This is the implementation based on the following paper:
Tao Chen, Hany M. SalahEldeen, Xiangnan He, Min-Yen Kan and Dongyuan Lu (2015). VELDA: Relating an Image Tweet’s Text and Images. In Proceedings of the 29th AAAI Conference on Artificial Intelligence (AAAI'15), Austin, USA.
We additionally release three datasets used in the paper:
- Weibo image tweets
- Twitter image tweets
- Wikipedia Picture of the Day (POTD) dataset.
As restricted by the Weibo and Twitter policy, we are only able to release the Post IDs. For POTD, we release the dataset with extracted features.
Please cite our AAAI'15 paper if you use our code or dataset. Thanks!
Author: Tao Chen (http://www.cs.jhu.edu/~taochen)
-
Change the configuration in config.init
-
Run java command:
java Main.java config.init
If you are training with a large dataset, please allocate more memory to JVM, e.g.,
java -Xmx2g Main.java config.init
This code invokes the pipeline of training, testing and evaluation. The evaluation is conducted in a text-based image retrieval task. Please see the paper for detailed description.
- Training set consists of three files:
- p_train_text.txt
- p_train_visual.txt
- p_train_emotion.txt
Each line contains the textual/visual/emotional word IDs (seperated by a whitespace) for a particular document. That is, the nth lines correspond to the nth document in the dataset. Note word IDs are continuous integers ( [0, vocabulary size-1])
- Test set consists of three files:
- p_test_text.txt
- p_test_visual.txt
- p_test_emotion.txt
The file formats are similar to the training set.
Please see the features of POTD dataset for an example.
-
Training (model)
File Description Dimension p_zt_t.txt textual topic word distribution (K+E) * T p_zv_t.txt image-visual topic word distribution K * C p_ze_t.txt image-emotion topic word distribution E * S p_t_r.txt textual word relevance distribution T * 2 p_d_zv.txt document visual-topic distribution D * K p_d_ze.txt document emotion-topic distribution D * E Notation:
- K/E is the number of visual/emotional topics.
- T/C/S is the vocabulary size of textual/visual/emotional words.

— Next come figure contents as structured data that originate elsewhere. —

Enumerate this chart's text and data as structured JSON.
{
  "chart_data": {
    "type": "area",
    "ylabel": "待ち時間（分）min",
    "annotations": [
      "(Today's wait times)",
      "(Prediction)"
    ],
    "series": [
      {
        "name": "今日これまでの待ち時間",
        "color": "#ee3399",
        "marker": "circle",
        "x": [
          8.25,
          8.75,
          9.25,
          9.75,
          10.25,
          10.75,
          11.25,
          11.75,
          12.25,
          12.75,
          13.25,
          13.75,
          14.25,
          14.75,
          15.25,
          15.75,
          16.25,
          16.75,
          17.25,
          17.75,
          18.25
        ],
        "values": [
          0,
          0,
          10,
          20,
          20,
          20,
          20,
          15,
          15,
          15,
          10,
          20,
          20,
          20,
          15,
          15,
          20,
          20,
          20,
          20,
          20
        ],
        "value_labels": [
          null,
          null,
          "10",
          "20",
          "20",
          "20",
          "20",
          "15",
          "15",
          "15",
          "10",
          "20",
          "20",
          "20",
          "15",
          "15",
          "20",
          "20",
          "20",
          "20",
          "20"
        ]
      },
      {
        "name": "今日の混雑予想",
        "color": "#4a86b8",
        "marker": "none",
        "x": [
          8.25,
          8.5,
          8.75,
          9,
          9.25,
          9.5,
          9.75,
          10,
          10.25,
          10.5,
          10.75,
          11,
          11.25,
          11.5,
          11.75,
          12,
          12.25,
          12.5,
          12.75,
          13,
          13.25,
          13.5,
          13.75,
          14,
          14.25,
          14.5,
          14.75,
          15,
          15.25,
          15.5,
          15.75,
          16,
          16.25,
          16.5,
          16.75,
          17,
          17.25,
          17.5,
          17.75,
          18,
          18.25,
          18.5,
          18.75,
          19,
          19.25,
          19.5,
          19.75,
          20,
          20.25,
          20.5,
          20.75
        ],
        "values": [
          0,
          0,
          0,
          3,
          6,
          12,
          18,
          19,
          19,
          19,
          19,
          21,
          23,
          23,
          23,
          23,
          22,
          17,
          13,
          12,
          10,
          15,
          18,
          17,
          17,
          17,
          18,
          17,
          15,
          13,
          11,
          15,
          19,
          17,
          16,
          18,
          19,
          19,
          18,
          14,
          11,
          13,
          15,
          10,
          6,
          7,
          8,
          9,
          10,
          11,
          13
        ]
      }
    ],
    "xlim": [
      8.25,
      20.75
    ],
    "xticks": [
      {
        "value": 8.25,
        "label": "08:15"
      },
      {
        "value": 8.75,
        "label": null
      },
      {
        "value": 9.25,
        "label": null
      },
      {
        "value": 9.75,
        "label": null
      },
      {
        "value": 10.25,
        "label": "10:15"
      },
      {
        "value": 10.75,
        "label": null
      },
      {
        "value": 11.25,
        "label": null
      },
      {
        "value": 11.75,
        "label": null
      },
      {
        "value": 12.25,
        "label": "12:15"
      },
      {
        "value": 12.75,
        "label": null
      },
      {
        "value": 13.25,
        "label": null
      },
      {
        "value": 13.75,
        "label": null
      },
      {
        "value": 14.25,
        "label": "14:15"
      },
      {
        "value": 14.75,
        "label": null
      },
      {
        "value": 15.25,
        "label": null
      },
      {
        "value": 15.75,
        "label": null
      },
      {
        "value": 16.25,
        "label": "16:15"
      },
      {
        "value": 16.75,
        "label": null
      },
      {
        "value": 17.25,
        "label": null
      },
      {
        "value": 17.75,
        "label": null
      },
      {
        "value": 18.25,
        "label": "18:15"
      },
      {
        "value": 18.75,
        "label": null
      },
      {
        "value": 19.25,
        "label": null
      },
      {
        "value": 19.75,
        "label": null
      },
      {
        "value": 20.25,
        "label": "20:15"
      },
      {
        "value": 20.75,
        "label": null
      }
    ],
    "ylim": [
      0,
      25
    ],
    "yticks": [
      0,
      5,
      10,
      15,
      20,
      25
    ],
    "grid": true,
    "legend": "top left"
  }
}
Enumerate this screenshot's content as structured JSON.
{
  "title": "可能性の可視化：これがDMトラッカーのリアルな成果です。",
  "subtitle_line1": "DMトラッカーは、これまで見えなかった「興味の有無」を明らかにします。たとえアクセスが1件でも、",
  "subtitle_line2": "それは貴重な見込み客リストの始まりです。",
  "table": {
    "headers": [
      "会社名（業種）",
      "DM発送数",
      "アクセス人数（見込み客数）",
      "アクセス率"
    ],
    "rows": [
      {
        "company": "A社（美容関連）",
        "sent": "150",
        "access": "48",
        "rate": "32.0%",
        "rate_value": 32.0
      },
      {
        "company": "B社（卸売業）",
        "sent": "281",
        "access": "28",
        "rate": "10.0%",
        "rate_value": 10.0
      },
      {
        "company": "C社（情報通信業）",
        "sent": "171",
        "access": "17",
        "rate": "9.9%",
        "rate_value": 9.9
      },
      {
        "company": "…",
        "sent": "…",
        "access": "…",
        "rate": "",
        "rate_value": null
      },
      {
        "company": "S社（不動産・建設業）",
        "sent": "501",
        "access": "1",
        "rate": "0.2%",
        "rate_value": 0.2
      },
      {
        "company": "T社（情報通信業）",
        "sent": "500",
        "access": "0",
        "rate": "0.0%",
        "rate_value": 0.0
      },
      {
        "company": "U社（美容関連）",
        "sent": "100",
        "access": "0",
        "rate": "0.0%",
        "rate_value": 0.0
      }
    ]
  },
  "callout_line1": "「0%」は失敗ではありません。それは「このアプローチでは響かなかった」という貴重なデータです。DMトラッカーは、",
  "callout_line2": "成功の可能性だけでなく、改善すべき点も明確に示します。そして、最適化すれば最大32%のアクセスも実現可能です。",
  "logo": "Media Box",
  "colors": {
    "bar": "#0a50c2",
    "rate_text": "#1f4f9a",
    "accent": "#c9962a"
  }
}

- D is the number of training documents.
-
Testing
File Description Dimension p_d_zv.txt document visual-topic distribution D * K p_d_ze.txt document emotion-topic distribution D * E Notation:
- K/E is the number of visual/emotional topics.
- D is the number of testing documents.
-
Evaluation
- result.csv: error rate against different top percentage of retrieved results
- top_results.csv: each line contains the top five results (image ID and score), along with ground truth and a random image for the query text.
Note the image IDs are continuous integers ([0, D-1]).